The Moving Finger writes; and, having writ, 
Moves on: nor all thy Piety nor Wit, 
Shall lure it back to cancel half a Line, 
Nor all thy Tears wash out a Word of it.


----------



## Kieran (Aug 24, 2010)

Taggart said:


> The Moving Finger writes; and, having writ,
> Moves on: nor all thy Piety nor Wit,
> Shall lure it back to cancel half a Line,
> Nor all thy Tears wash out a Word of it.


So...I can vote again?


----------



## Pyotr (Feb 26, 2013)

Agnieszka Radwanska (POL) [4]
Marion Bartoli (FRA) [15]
Kirsten Flipkens (BEL) [20]
Sabine Lisicki (GER) [23]

...and now there are four. I haven't the foggiest who's going to win. I'm not really rooting any either but it will be interesting.

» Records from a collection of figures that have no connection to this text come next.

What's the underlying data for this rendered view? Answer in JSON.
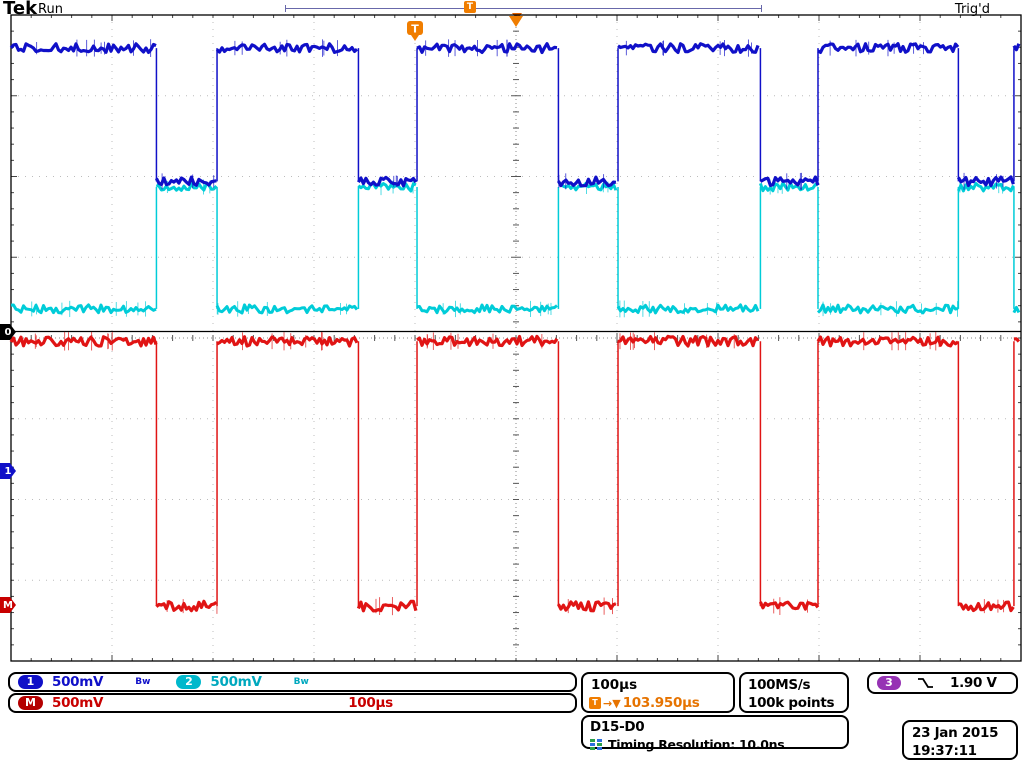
{
  "header": {
    "logo": "Tek",
    "status": "Run",
    "trig_status": "Trig'd"
  },
  "timeline": {
    "t_label": "T"
  },
  "trigger_flag": {
    "t_label": "T"
  },
  "markers": {
    "d0": "0",
    "ch1": "1",
    "math": "M"
  },
  "readouts": {
    "ch1": {
      "badge": "1",
      "scale": "500mV",
      "bw": "Bw"
    },
    "ch2": {
      "badge": "2",
      "scale": "500mV",
      "bw": "Bw"
    },
    "math": {
      "badge": "M",
      "scale": "500mV",
      "timebase": "100µs"
    },
    "horizontal": {
      "timebase": "100µs",
      "t_label": "T",
      "delay_arrows": "→▼",
      "delay": "103.950µs"
    },
    "acquisition": {
      "sample_rate": "100MS/s",
      "record_length": "100k points"
    },
    "trigger": {
      "badge": "3",
      "level": "1.90 V"
    },
    "digital": {
      "channels": "D15-D0",
      "resolution": "Timing Resolution: 10.0ns"
    },
    "datetime": {
      "date": "23 Jan 2015",
      "time": "19:37:11"
    }
  },
  "colors": {
    "ch1": "#1010c8",
    "ch2": "#00ccd8",
    "math": "#e01414",
    "d0": "#000000",
    "trigger_orange": "#f07d00",
    "trigger_purple": "#9632b4"
  },
  "chart_data": {
    "type": "line",
    "instrument": "oscilloscope",
    "timebase_per_div_us": 100,
    "h_divisions": 10,
    "v_divisions": 8,
    "t_range_us": [
      0,
      1000
    ],
    "sample_rate": "100MS/s",
    "record_length": "100k points",
    "period_us": 200,
    "duty_high_pct": 70,
    "trigger": {
      "delay_us": 103.95,
      "level_v": 1.9,
      "screen_pos_us": 500,
      "expansion_pos_us": 400
    },
    "series": [
      {
        "name": "CH2",
        "color": "#00ccd8",
        "volts_per_div": "500mV",
        "initial": "low",
        "edges_us": [
          144,
          204,
          344,
          402,
          542,
          601,
          742,
          799,
          938,
          993
        ],
        "high_div": 2.13,
        "low_div": 3.64,
        "noise_div": 0.05,
        "stroke_px": 3
      },
      {
        "name": "CH1",
        "color": "#1010c8",
        "volts_per_div": "500mV",
        "initial": "high",
        "edges_us": [
          144,
          204,
          344,
          402,
          542,
          601,
          742,
          799,
          938,
          993
        ],
        "high_div": 0.41,
        "low_div": 2.06,
        "noise_div": 0.055,
        "stroke_px": 3.2
      },
      {
        "name": "D0",
        "color": "#000000",
        "volts_per_div": null,
        "initial": "high",
        "edges_us": [],
        "high_div": 3.92,
        "low_div": 3.92,
        "noise_div": 0,
        "stroke_px": 1.2
      },
      {
        "name": "MATH",
        "color": "#e01414",
        "volts_per_div": "500mV",
        "initial": "high",
        "edges_us": [
          144,
          204,
          344,
          402,
          542,
          601,
          742,
          799,
          938,
          993
        ],
        "high_div": 4.04,
        "low_div": 7.32,
        "noise_div": 0.06,
        "stroke_px": 3.2
      }
    ]
  }
}
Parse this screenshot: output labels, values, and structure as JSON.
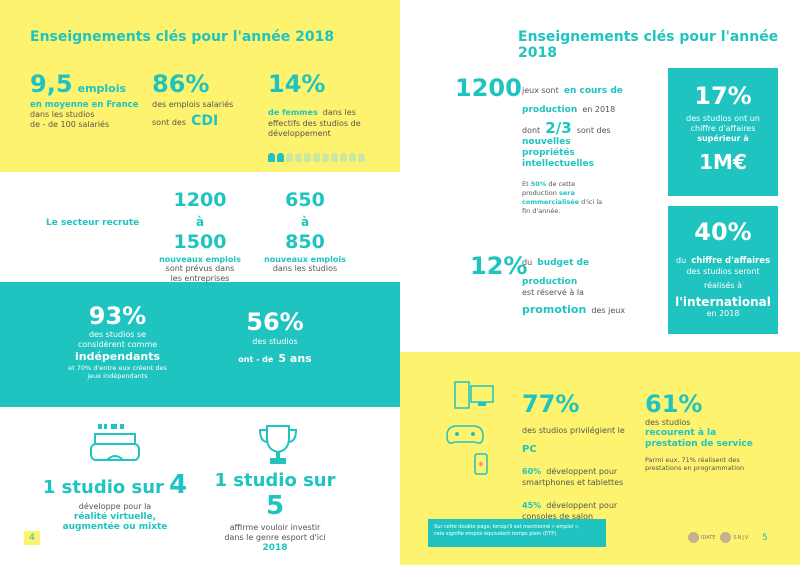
{
  "left": {
    "title": "Enseignements clés pour l'année 2018",
    "stat_jobs": {
      "number": "9,5",
      "unit": "emplois",
      "line1": "en moyenne en France",
      "line2": "dans les studios",
      "line3": "de - de 100 salariés"
    },
    "stat_cdi": {
      "number": "86%",
      "line1": "des emplois salariés",
      "line2": "sont des",
      "highlight": "CDI"
    },
    "stat_women": {
      "number": "14%",
      "highlight": "de femmes",
      "line1": "dans les",
      "line2": "effectifs des studios de",
      "line3": "développement"
    },
    "recrute_label": "Le secteur recrute",
    "recrute_a": {
      "n1": "1200",
      "a": "à",
      "n2": "1500",
      "bold": "nouveaux emplois",
      "line1": "sont prévus dans",
      "line2": "les entreprises"
    },
    "recrute_b": {
      "n1": "650",
      "a": "à",
      "n2": "850",
      "bold": "nouveaux emplois",
      "line1": "dans les studios"
    },
    "stat_indep": {
      "number": "93%",
      "line1": "des studios se",
      "line2": "considèrent comme",
      "highlight": "indépendants",
      "line3": "et 70% d'entre eux créent des",
      "line4": "jeux indépendants"
    },
    "stat_age": {
      "number": "56%",
      "line1": "des studios",
      "highlight_pre": "ont - de",
      "highlight": "5 ans"
    },
    "vr": {
      "headline_a": "1 studio sur",
      "headline_b": "4",
      "line1": "développe pour la",
      "highlight1": "réalité virtuelle,",
      "highlight2": "augmentée ou mixte"
    },
    "esport": {
      "headline_a": "1 studio sur",
      "headline_b": "5",
      "line1": "affirme vouloir investir",
      "line2": "dans le genre esport d'ici",
      "highlight": "2018"
    },
    "page_number": "4"
  },
  "right": {
    "title": "Enseignements clés pour l'année 2018",
    "prod": {
      "number": "1200",
      "line1": "jeux sont",
      "highlight1": "en cours de",
      "highlight2": "production",
      "line2": "en 2018"
    },
    "ip": {
      "pre": "dont",
      "number": "2/3",
      "post": "sont des",
      "h1": "nouvelles",
      "h2": "propriétés",
      "h3": "intellectuelles"
    },
    "comm": {
      "l1a": "Et",
      "l1b": "50%",
      "l1c": "de cette",
      "l2a": "production",
      "l2b": "sera",
      "l3": "commercialisée",
      "l3b": "d'ici la",
      "l4": "fin d'année."
    },
    "promo": {
      "number": "12%",
      "pre": "du",
      "h1": "budget de production",
      "line1": "est réservé à la",
      "h2": "promotion",
      "post": "des jeux"
    },
    "box1": {
      "number": "17%",
      "line1": "des studios ont un",
      "line2": "chiffre d'affaires",
      "bold": "supérieur à",
      "big": "1M€"
    },
    "box2": {
      "number": "40%",
      "pre": "du",
      "bold": "chiffre d'affaires",
      "line1": "des studios seront",
      "line2": "réalisés à",
      "big": "l'international",
      "line3": "en 2018"
    },
    "pc": {
      "number": "77%",
      "line1": "des studios privilégient le",
      "h": "PC",
      "a_pct": "60%",
      "a1": "développent pour",
      "a2": "smartphones et tablettes",
      "b_pct": "45%",
      "b1": "développent pour",
      "b2": "consoles de salon"
    },
    "presta": {
      "number": "61%",
      "line1": "des studios",
      "h1": "recourent à la",
      "h2": "prestation de service",
      "l1": "Parmi eux, 71% réalisent des",
      "l2": "prestations en programmation"
    },
    "footnote": {
      "l1": "Sur cette double page, lorsqu'il est mentionné « emploi »,",
      "l2": "cela signifie emploi équivalent temps plein (ETP)"
    },
    "logos": {
      "a": "IDATE",
      "b": "SNJV"
    },
    "page_number": "5"
  },
  "colors": {
    "teal": "#1fc3c0",
    "yellow": "#fdf36f"
  }
}
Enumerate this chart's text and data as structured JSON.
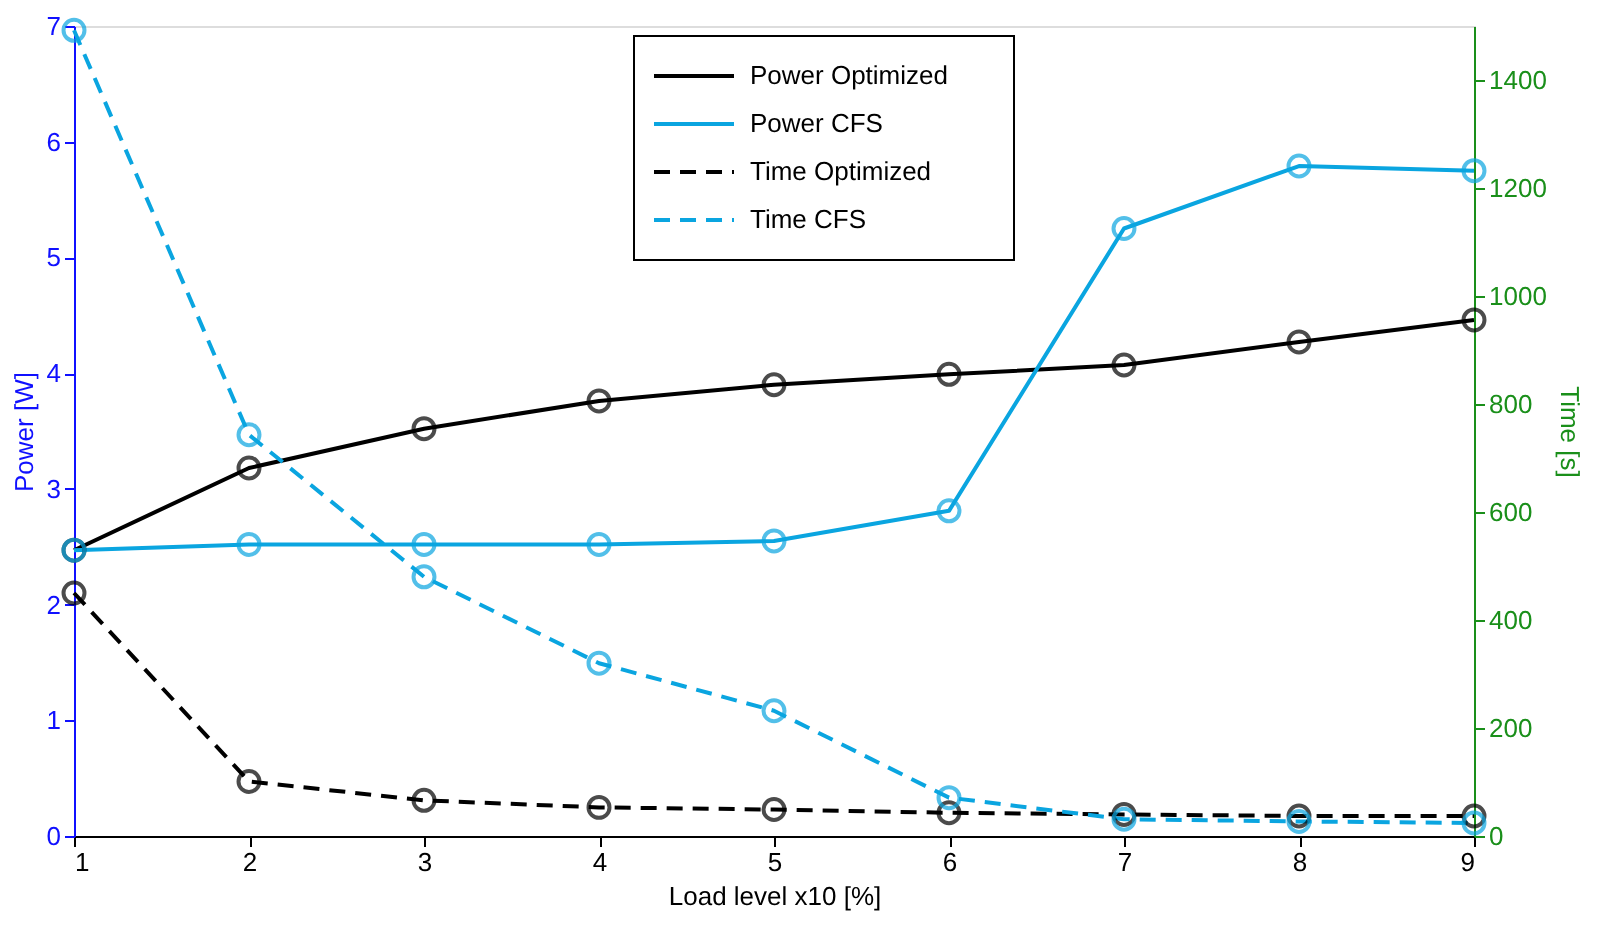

As far as our poll, one person is still alive who voted for Lisicki.


----------



## neoshredder (Nov 7, 2011)

Lisicki ftw. Who knows though. Radwanska is the highest seeded player.


----------



## Ryan (Dec 29, 2012)

Who cares, If you don't want to be honest with other forum members that's your prerogative but for the sake of self pride be honest with yourselves. You don't watch ladies tennis, you listen.


----------



## deggial (Jan 20, 2013)

well, that was nice  good job, Bartoli! I'm really glad for her and have been rooting for her to win except I didn't want to jinx it :tiphat:


----------